31 Mar Landfall at Taiohae Bay, Nuku Hiva – Saturday, 31 March 2001
Kaoha Nui from Nuku Hiva,
We made landfall on Saturday, March 31, at about 1600. We had increased the rpm of the boat from 1200 to 1300, which increased our boat speed from about 7 knots to 7.5+knots. This enabled us to arrive on Saturday afternoon, instead of after dark, a much more pleasant experience. We wanted to get a good night’s rest so we could go to church on Sunday morning. We go for the music; some of our best memories of travel in other countries have been of the music that we have enjoyed there.
As we were approaching the Nuku Hiva from the SE, first we could see just the barest outline of the island, with many clouds obscuring our view of it. A short while later we could see the shapes of tall hills with very jagged and oddly formed tops, quite clearly rising out of the ocean. Land ho! I understood the emotional connotations of the phrase. We cruised around the West side of the island with a school of Electra dolphins swimming, jumping and playing alongside the boat. We rounded the SW corner of the island, passing Controller Bay, peering up Taipivai Valley, made famous by Herman Melville in his first book, written at the age of 25, Typee, A Peep at Polynesian Society. (Melville and his companion, Toby Green, deserted from the whaler on which they were crew, and hid out among the fierce cannibals of Taipivai Valley until their ship gave up on finding them and left Nuku Hiva.) Finally we reached our destination, in the middle of the Southern side of the island, Taiohae Bay. We entered the bay, found a spot near the western side and dropped our anchor. How wonderful it was to stop the engine and to gently roll in the waters of the bay.

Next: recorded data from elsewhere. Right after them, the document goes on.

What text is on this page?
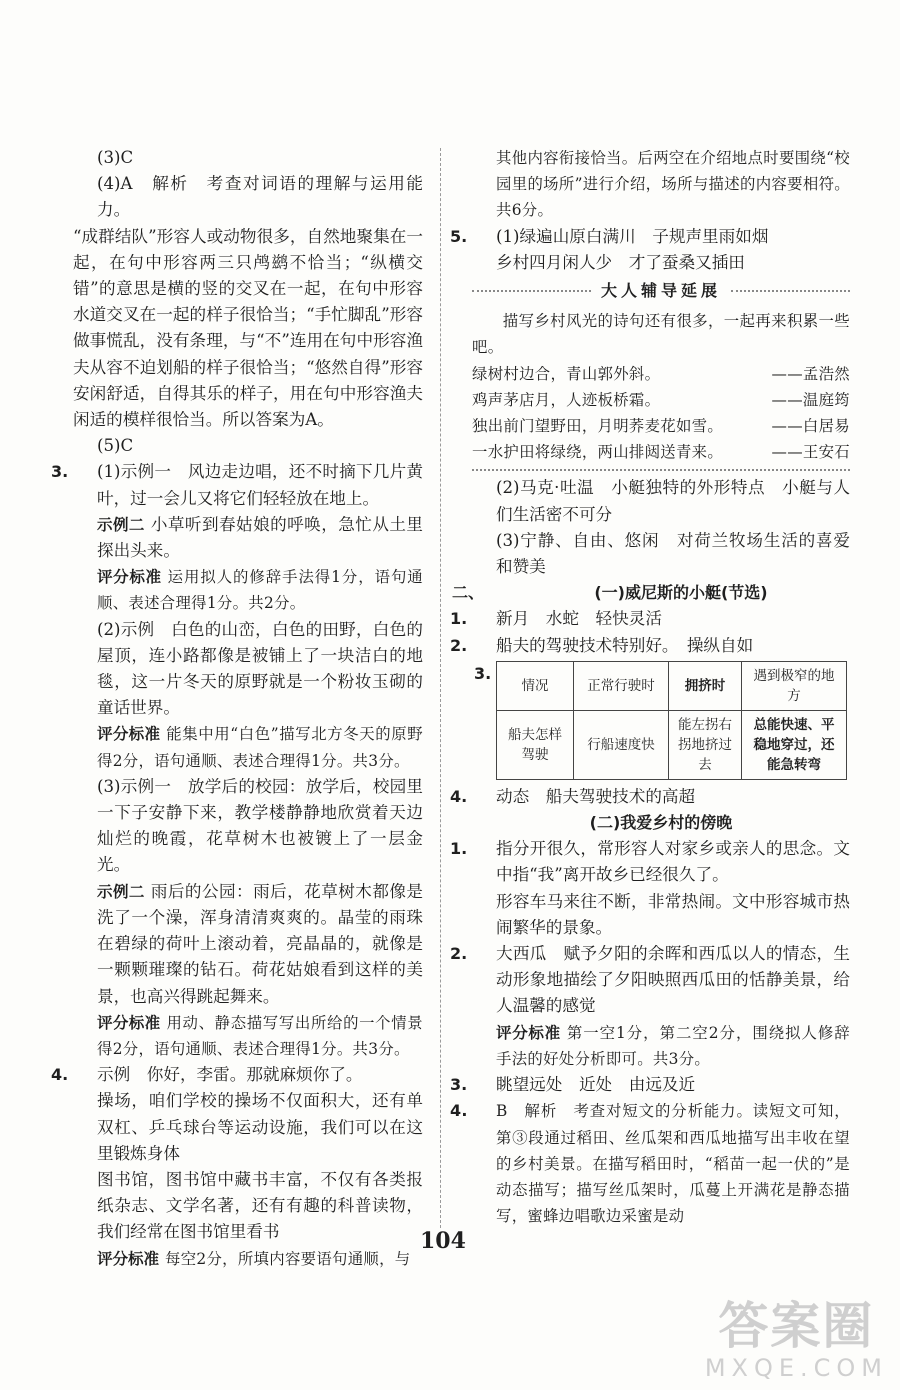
(3)C

(4)A　解析　考查对词语的理解与运用能力。

“成群结队”形容人或动物很多，自然地聚集在一起，在句中形容两三只鸬鹚不恰当；“纵横交错”的意思是横的竖的交叉在一起，在句中形容水道交叉在一起的样子很恰当；“手忙脚乱”形容做事慌乱，没有条理，与“不”连用在句中形容渔夫从容不迫划船的样子很恰当；“悠然自得”形容安闲舒适，自得其乐的样子，用在句中形容渔夫闲适的模样很恰当。所以答案为A。

(5)C

3. (1)示例一　风边走边唱，还不时摘下几片黄叶，过一会儿又将它们轻轻放在地上。

示例二 小草听到春姑娘的呼唤，急忙从土里探出头来。

评分标准 运用拟人的修辞手法得1分，语句通顺、表述合理得1分。共2分。

(2)示例　白色的山峦，白色的田野，白色的屋顶，连小路都像是被铺上了一块洁白的地毯，这一片冬天的原野就是一个粉妆玉砌的童话世界。

评分标准 能集中用“白色”描写北方冬天的原野得2分，语句通顺、表述合理得1分。共3分。

(3)示例一　放学后的校园：放学后，校园里一下子安静下来，教学楼静静地欣赏着天边灿烂的晚霞，花草树木也被镀上了一层金光。

示例二 雨后的公园：雨后，花草树木都像是洗了一个澡，浑身清清爽爽的。晶莹的雨珠在碧绿的荷叶上滚动着，亮晶晶的，就像是一颗颗璀璨的钻石。荷花姑娘看到这样的美景，也高兴得跳起舞来。

评分标准 用动、静态描写写出所给的一个情景得2分，语句通顺、表述合理得1分。共3分。

4. 示例　你好，李雷。那就麻烦你了。

操场，咱们学校的操场不仅面积大，还有单双杠、乒乓球台等运动设施，我们可以在这里锻炼身体

图书馆，图书馆中藏书丰富，不仅有各类报纸杂志、文学名著，还有有趣的科普读物，我们经常在图书馆里看书

评分标准 每空2分，所填内容要语句通顺，与

其他内容衔接恰当。后两空在介绍地点时要围绕“校园里的场所”进行介绍，场所与描述的内容要相符。共6分。

5. (1)绿遍山原白满川　子规声里雨如烟

乡村四月闲人少　才了蚕桑又插田

大人辅导延展

描写乡村风光的诗句还有很多，一起再来积累一些吧。

绿树村边合，青山郭外斜。	——孟浩然
鸡声茅店月，人迹板桥霜。	——温庭筠
独出前门望野田，月明荞麦花如雪。	——白居易
一水护田将绿绕，两山排闼送青来。	——王安石

(2)马克·吐温　小艇独特的外形特点　小艇与人们生活密不可分

(3)宁静、自由、悠闲　对荷兰牧场生活的喜爱和赞美

二、	(一)威尼斯的小艇(节选)

1. 新月　水蛇　轻快灵活

2. 船夫的驾驶技术特别好。　操纵自如

3.
情况	正常行驶时	拥挤时	遇到极窄的地方
船夫怎样驾驶	行船速度快	能左拐右拐地挤过去	总能快速、平稳地穿过，还能急转弯

4. 动态　船夫驾驶技术的高超

(二)我爱乡村的傍晚

1. 指分开很久，常形容人对家乡或亲人的思念。文中指“我”离开故乡已经很久了。

形容车马来往不断，非常热闹。文中形容城市热闹繁华的景象。

2. 大西瓜　赋予夕阳的余晖和西瓜以人的情态，生动形象地描绘了夕阳映照西瓜田的恬静美景，给人温馨的感觉

评分标准 第一空1分，第二空2分，围绕拟人修辞手法的好处分析即可。共3分。

3. 眺望远处　近处　由远及近

4. B　解析　考查对短文的分析能力。读短文可知，第③段通过稻田、丝瓜架和西瓜地描写出丰收在望的乡村美景。在描写稻田时，“稻苗一起一伏的”是动态描写；描写丝瓜架时，瓜蔓上开满花是静态描写，蜜蜂边唱歌边采蜜是动

104
答案圈
MXQE.COM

Taiohae is the administrative center of the Marquesas Islands. It is the largest village in the Marquesas, as well, with a population of 1500 people (there are only 6500 people in all of the twelve islands of the Marquesas). We quickly scrubbed some of the salt off of the outside of the boat, pumped up the rubber ducky, our 8’zodiac, and dinked ashore in order to look around and to test our legs once again on land. Our legs worked fine, so we walked from the West end of the village at Keikehanui Pearl Inn, an eighteen room four star hotel, to the small quay a mile down the beach and the Eastern end of the village. There is a little bit of road that extends past the small quay, which goes to the large quay (or new quay) where the supply freighter, the Aranui, docks. So, within an hour we had perused the village, enjoying watching people out walking, riding their small Marquesian horses (one of the main means of transportation here), driving their 4×4 Land Rover or Suzuki or the like (the most prevalent means of transportation), and playing boules, a French bowling game, on the edge of the park that borders most of the shoreline in the middle of town. We saved the remainder of our “explore” for the next day, three or four side roads that wind up into the small, steep valleys where most of the residents live in very small frame houses.
Don and I, Rob and Donna returned to Starr, showered and changed and went up the hill to the Keikehanui Pearl Inn for a gourmet dinner of wild pig in burgundy sauce, goat in coconut milk and fish prepared in delicious ways. We were well fed and happy, a perfect way to celebrate the end of our Pacific Ocean passage and the anticipation of our first night of uninterrupted sleep in two weeks.